Human Practices (Silver)
In order to gain more insight into the neglected tropical disease, Leishmaniasis and its occurrence around the world, we exploited the team’s international network for our investigations. We had a number of Skype sessions with Dr Alvaro Acosta from Liverpool Institute of Tropical Medicine. As Leishmaniasis is a vector-borne disease that has the ability to adapt to changing environments, it is imperative that effective and lasting vector control systems are introduced. The control system currently in place in many countries is indoor residual spraying (IRS). However, the usage of DDT (dichlorodiphenyltrichloroethane) spray is harmful to the environment as it has insecticidal properties. Many types of spray used are also very ineffective during the summertime when temperatures are high and there is strong radiation and accumulation of dust.
Above: Map of the Americas [New world] showing the presence or absence of Cutaneous Leishmaniasis.
Above: Map showing the absence or presence of Visceral Leishmaniasis in the Old World
The second topic we focused on was current therapies available for treatment of Leishmaniasis, which have severe problems associated with them. Such a problem is seen widely in Honduras, where pentavalent antimonial such as, Glucantime is the choice of drug for treatment. It is intravenously injected, and the course lasts for 20 days. Due to the painful treatment a culture of poor compliance among the patients has been seen at a high rate.
Next, we went onto discuss the possible issues that might arise at the distribution of vaccine if the vaccine was made. In conflict zones such as the Middle-East, the vaccine might be difficult to administer. Voluntary organisations such as MSF (Médecins Sans Frontières) who work with different developing countries in order to treat Leishmaniasis might not go if the area is seriously war ridden. A recent example of this would be Syria where the risk associated with volunteering at the capital city, Aleppo is considerably high.
The government of developing countries cannot afford expensive treatment methods, hence, there is a strong need for cost-effective therapy. Dr Acosta emphasised that we have to put ourselves in the situations of the countries we will possibly be dealing with. This helped us to divert our focus to factors that matter to a developing country. As Leishmaniasis is a tropical disease and occurs in hot climate countries, the drug needs to be stable at high temperatures. For this, a cold chain is required i.e. during the process of transferring the vaccines from one place to another, they are maintained at a temperature of approx four degrees celsius. However, as this can be very costly, our vaccine could be made as freeze dried powder and formulated in a capsule. It can then be transferred at ease and at a low cost.
With a disease such as Leishmaniasis, social stigma is bound to be prevalent especially, in poorly educated and traditional underdeveloped countries. Dr Acosta mentioned that in the Middle-East and Honduras, an unsafe treatment practice exists, known as Leishmaniasation. Many young girls proceed through this as cutaneous Leishmaniasis leaves a lifelong scar which is highly stigmatised, in their society. Military soldiers also go through this process, a mass experiment was carried out in the Islamic Republic of Iran during the war between Islamic Republic of Iran and Iraq. This was so that the recruited soldier would be immune to the disease for the duration of their service.
Nepal (and Cork!)
During the process of research, one of our team members who is originally from Nepal discovered that Leishmaniasis is another name for the disease “Kala-azar”. It translates to Black fever as characterised by darkening of the skin. This Leishmaniasis present in Nepal is of the visceral type, due to the vector species L. donovani (which was discovered by Dr Charles Donovan whose family was originally from Cork, Ireland).

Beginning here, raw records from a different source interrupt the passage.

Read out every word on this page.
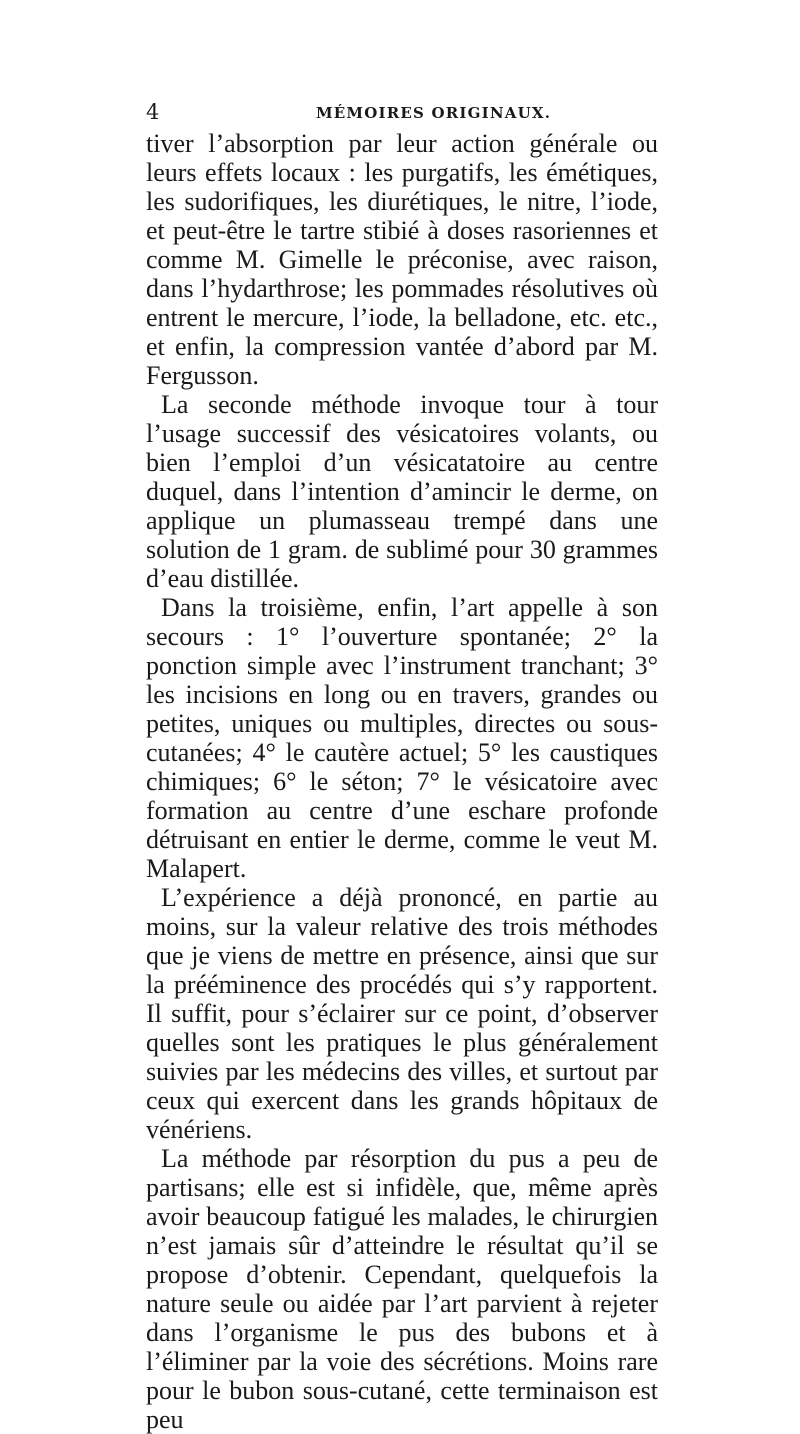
4	MÉMOIRES ORIGINAUX.

tiver l’absorption par leur action générale ou leurs effets locaux : les purgatifs, les émétiques, les sudorifiques, les diurétiques, le nitre, l’iode, et peut-être le tartre stibié à doses rasoriennes et comme M. Gimelle le préconise, avec raison, dans l’hydarthrose; les pommades résolutives où entrent le mercure, l’iode, la belladone, etc. etc., et enfin, la compression vantée d’abord par M. Fergusson.

La seconde méthode invoque tour à tour l’usage successif des vésicatoires volants, ou bien l’emploi d’un vésicatatoire au centre duquel, dans l’intention d’amincir le derme, on applique un plumasseau trempé dans une solution de 1 gram. de sublimé pour 30 grammes d’eau distillée.

Dans la troisième, enfin, l’art appelle à son secours : 1° l’ouverture spontanée; 2° la ponction simple avec l’instrument tranchant; 3° les incisions en long ou en travers, grandes ou petites, uniques ou multiples, directes ou sous-cutanées; 4° le cautère actuel; 5° les caustiques chimiques; 6° le séton; 7° le vésicatoire avec formation au centre d’une eschare profonde détruisant en entier le derme, comme le veut M. Malapert.

L’expérience a déjà prononcé, en partie au moins, sur la valeur relative des trois méthodes que je viens de mettre en présence, ainsi que sur la prééminence des procédés qui s’y rapportent. Il suffit, pour s’éclairer sur ce point, d’observer quelles sont les pratiques le plus généralement suivies par les médecins des villes, et surtout par ceux qui exercent dans les grands hôpitaux de vénériens.

La méthode par résorption du pus a peu de partisans; elle est si infidèle, que, même après avoir beaucoup fatigué les malades, le chirurgien n’est jamais sûr d’atteindre le résultat qu’il se propose d’obtenir. Cependant, quelquefois la nature seule ou aidée par l’art parvient à rejeter dans l’organisme le pus des bubons et à l’éliminer par la voie des sécrétions. Moins rare pour le bubon sous-cutané, cette terminaison est peu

In 2005, at the World Health Assembly, Nepal along with India and Bangladesh committed to a strategy to eradicate Leishmaniasis from the 3 countries by 2015. This programme was implemented in 12 districts where the most cases of Visceral Leishmaniasis were reported.
Above: Visceral Leishmaniasis trend in Nepal from years 1994 to 2010.

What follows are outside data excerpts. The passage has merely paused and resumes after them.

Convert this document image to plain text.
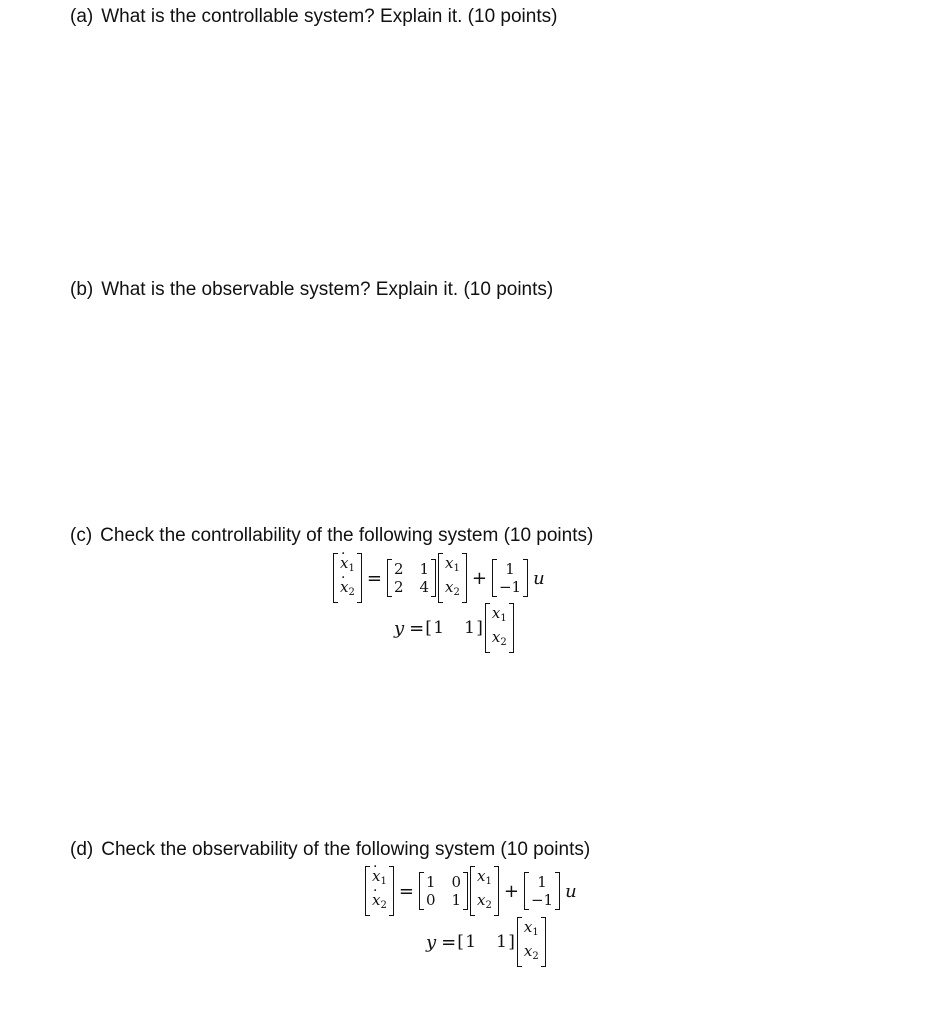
(a) What is the controllable system? Explain it. (10 points)
(b) What is the observable system? Explain it. (10 points)
(c) Check the controllability of the following system (10 points)
$x_1$ ·
$x_2$ ·
= 2 1
2 4
$x_1$
$x_2$
+	1
−1 u
y = [ 1 1
]
$x_1$
$x_2$
(d) Check the observability of the following system (10 points)
$x_1$ ·
$x_2$ ·
= 1 0
0 1
$x_1$
$x_2$
+	1
−1 u
y = [ 1 1
]
$x_1$
$x_2$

Leishmaniasis is prevalent at the eastern and southern (central Terai region) districts of Nepal. These districts are economically and educationally under huge disadvantage. According to the annual reports of the Nepalese Department of Health Services for the fiscal years 2014/2015, out of the 12 districts in the programme, the district of Sarlahi made up 63% (449 cases) of the overall cases in 2010 (708 cases). This was mainly the result of a mass migration from nearby villages into the suburbs. The poor waste management due to lack of knowledge is one of the key reasons of transmission of Leishmaniasis into this region.
However, for the year 2014/2015, Sarlahi district only made up 8% of total 148 cases reported in the country. While, the district of Morang, on the far east of Nepal has had the highest number of reported cases in the past 5 years, it has significantly decreased over the years, from 175 cases in 2010 to 48 cases in 2015. This shows that the eradication programme has been majorly successful and this further accentuates the need for solutions to eradicate Cutaneous Leishmaniasis as well in countries in the Americas and the Middle-East.
Cases outside the 12 mainly affected and controlled districts are also increasing in numbers slightly. This highlights the importance of our discussion with Dr Acosta where along with new vector control strategies, biological vector survey needs to be carried out often to look at the indigenous transmission of the disease.